Révélée notamment par son recueil de poésie Ritta parmi les bombes publié par Dar al-Saki, Ritta Baddoura, poète, journaliste et critique, vient de publier deux nouveaux recueils, Arisko Palace et Parler étrangement.
Dans ces deux livres écrits plus ou moins en même temps, Ritta Baddoura a essayé, comme elle le dit, de se libérer de ce que peut être l’attente de quelqu’un qui lit, l’attente de l’autre. «J’ai eu un long moment où je n’écrivais pas et, bizarrement, le sujet qui m’a fait écrire a été celui de la langue, de la langue autre, qui est notamment le français pour moi puisque je suis libanaise, mais pas que, parce que la poésie pour moi est aussi un autre langage».
Le déclic a eu lieu en quelque sorte lors d’une résidence d’écriture dans le Varne, dans l’intention précisément que cela serve d’inspiration pour l’écriture d’un livre. «Il y a eu comme une rencontre entre mon histoire et celle du lieu où différentes choses m’ont interpellée autant que les personnes que j’ai rencontrées, dont beaucoup d’enfants d’immigrés. Et, ajoute Ritta Baddoura, ça m’a fait un coup, comme une histoire parallèle, une sorte d’histoire intemporelle qui traverse les âges et que je trouve là dans ce lieu». L’écriture a donc commencé dans le Varne pour se poursuivre sur un an environ après la fin de la résidence.

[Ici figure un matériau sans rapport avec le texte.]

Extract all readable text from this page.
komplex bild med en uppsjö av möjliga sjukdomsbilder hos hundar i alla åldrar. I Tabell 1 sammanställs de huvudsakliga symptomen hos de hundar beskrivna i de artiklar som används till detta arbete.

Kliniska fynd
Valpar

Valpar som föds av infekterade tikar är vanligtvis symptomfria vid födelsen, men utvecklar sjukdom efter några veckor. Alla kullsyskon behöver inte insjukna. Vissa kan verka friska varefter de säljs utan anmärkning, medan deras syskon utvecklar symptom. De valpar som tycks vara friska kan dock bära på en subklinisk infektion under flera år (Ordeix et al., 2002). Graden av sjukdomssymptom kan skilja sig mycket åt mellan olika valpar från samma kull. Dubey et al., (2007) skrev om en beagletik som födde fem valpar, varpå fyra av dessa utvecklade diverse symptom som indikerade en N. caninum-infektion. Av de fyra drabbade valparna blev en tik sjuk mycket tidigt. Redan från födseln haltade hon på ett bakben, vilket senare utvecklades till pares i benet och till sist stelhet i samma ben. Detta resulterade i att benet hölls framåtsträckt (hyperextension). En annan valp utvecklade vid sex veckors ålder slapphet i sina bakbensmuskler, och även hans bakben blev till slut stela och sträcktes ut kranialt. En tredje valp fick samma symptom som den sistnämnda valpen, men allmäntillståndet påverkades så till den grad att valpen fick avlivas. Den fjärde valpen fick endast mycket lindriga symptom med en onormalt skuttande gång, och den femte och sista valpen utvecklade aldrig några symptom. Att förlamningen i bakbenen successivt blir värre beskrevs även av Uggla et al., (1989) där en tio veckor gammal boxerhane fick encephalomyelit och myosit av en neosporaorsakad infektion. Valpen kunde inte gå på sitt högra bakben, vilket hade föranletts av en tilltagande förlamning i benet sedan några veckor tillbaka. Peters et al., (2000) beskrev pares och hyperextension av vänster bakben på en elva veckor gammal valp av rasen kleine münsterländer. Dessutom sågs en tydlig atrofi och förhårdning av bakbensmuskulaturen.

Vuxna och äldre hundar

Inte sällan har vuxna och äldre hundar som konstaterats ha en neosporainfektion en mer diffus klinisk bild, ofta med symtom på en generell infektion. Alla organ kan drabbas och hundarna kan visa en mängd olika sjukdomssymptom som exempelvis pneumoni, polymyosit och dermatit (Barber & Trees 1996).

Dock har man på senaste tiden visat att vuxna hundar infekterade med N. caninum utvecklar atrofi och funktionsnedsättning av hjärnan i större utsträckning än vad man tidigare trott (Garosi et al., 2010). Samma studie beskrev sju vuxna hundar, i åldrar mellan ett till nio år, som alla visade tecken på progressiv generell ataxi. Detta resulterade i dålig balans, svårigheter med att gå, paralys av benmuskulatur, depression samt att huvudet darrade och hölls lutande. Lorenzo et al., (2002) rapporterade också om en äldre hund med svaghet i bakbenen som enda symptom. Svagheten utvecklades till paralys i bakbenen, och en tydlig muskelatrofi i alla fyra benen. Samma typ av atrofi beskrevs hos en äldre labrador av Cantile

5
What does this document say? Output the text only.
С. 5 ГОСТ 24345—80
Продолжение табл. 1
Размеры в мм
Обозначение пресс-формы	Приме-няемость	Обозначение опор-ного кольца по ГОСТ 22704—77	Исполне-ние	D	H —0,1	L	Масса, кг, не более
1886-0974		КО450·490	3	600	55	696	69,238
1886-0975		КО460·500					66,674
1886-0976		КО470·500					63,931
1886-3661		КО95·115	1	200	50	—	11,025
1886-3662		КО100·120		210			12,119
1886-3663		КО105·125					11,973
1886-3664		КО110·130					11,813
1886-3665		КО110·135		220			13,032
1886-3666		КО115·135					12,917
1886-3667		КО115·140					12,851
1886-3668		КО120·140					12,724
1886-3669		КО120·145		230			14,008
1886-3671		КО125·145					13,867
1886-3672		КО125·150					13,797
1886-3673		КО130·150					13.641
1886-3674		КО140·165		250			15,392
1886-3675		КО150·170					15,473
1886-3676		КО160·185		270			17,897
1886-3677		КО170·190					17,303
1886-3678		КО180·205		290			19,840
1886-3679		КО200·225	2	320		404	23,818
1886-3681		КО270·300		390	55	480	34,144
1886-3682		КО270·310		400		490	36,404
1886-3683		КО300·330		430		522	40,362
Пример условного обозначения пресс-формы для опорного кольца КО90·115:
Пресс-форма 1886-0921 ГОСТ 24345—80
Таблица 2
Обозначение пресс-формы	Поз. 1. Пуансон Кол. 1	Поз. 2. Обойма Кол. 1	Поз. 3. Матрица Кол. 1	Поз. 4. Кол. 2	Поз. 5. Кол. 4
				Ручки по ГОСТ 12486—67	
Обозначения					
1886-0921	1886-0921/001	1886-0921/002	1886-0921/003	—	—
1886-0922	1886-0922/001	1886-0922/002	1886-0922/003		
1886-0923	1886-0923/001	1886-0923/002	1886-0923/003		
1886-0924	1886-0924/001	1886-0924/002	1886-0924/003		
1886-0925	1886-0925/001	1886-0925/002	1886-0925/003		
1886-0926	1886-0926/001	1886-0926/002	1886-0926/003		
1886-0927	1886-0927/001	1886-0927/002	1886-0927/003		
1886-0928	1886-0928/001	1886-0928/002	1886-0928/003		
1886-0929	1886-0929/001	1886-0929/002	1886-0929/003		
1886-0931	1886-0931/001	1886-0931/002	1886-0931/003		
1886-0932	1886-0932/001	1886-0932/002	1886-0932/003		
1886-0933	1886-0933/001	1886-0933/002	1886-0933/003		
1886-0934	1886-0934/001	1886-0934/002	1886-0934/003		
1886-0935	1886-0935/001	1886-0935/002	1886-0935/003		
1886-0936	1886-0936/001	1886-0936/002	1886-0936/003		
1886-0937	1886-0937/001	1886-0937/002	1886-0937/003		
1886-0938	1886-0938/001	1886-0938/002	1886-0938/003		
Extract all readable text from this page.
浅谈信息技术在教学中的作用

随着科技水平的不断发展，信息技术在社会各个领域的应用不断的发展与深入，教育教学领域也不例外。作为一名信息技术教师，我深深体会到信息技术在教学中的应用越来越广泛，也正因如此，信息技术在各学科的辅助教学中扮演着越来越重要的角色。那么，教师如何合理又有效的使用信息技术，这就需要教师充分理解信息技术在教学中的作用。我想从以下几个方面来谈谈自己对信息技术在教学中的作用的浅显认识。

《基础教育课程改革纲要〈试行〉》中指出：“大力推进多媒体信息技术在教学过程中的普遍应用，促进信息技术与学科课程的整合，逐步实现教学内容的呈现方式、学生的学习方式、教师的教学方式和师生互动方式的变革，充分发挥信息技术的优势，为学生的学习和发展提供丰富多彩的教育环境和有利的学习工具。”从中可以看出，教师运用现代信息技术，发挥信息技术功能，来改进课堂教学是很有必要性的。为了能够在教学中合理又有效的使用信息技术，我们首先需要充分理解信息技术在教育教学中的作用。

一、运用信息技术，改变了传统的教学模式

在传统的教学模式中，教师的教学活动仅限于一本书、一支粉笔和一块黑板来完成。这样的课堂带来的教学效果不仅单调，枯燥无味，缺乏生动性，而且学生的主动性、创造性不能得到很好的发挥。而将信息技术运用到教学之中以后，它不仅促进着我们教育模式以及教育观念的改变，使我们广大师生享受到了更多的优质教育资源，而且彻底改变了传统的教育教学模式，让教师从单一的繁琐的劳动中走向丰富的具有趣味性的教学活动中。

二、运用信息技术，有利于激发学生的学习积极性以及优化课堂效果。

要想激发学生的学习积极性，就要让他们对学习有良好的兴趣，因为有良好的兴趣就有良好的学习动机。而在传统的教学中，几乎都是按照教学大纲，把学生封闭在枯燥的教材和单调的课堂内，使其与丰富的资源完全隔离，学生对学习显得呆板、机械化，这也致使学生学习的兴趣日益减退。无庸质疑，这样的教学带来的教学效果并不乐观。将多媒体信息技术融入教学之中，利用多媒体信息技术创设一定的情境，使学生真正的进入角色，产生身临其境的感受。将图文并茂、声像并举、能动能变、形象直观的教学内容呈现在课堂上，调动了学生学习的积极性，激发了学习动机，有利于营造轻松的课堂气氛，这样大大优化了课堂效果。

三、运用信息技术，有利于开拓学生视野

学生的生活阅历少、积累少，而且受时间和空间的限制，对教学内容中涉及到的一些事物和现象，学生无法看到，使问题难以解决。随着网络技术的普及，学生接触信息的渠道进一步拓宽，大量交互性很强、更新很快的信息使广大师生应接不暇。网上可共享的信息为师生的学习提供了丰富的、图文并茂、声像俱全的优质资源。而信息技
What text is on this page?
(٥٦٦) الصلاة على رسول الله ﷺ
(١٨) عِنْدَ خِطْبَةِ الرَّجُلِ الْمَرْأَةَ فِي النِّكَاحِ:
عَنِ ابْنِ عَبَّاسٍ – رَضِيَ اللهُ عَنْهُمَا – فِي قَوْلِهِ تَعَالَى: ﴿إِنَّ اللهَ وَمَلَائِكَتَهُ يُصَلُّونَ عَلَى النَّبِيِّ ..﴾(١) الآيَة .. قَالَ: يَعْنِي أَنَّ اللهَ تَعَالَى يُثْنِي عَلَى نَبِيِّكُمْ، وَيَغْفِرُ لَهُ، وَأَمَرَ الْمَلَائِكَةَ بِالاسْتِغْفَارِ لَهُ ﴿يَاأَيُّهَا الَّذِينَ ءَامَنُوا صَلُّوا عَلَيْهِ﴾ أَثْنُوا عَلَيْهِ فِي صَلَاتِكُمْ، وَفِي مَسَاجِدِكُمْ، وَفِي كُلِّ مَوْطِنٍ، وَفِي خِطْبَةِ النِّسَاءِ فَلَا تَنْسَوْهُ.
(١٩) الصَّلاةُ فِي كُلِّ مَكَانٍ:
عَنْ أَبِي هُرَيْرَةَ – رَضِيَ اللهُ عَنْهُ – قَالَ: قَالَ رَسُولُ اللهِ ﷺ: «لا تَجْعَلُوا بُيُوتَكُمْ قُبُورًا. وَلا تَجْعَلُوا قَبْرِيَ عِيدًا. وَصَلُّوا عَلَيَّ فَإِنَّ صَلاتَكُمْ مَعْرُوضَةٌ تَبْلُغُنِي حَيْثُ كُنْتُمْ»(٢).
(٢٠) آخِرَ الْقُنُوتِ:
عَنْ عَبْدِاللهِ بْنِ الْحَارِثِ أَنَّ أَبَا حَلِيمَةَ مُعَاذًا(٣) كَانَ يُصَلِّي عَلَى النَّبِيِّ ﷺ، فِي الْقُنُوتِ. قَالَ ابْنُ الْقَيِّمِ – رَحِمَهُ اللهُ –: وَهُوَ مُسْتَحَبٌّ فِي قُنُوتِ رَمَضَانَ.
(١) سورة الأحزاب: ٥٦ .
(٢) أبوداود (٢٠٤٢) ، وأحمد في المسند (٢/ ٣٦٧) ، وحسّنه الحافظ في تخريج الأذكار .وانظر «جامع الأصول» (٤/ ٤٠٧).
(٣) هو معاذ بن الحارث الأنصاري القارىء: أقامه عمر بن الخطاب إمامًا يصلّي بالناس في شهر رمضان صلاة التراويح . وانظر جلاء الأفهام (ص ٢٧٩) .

Parler étrangement est publié aux éditions l’Arbre à paroles, dans la collection «if», qui s’intéresse aux textes hybrides, comme l’explique Baddoura, qui ne sont ni vraiment purement poétiques, ni du roman, ni de la fiction. «C’est important pour moi parce que c’est le signe que quelque chose pour moi, dans la structure, dans le rythme, commençait à se libérer… je ne saurais dire quoi exactement, mon écriture était moins libre. J’ai l’impression qu’ici il y a un truc qui coule, qu’il y a une histoire qui commence, du début à la fin. Et j’aime bien qu’il y ait une histoire dans un recueil de poésie».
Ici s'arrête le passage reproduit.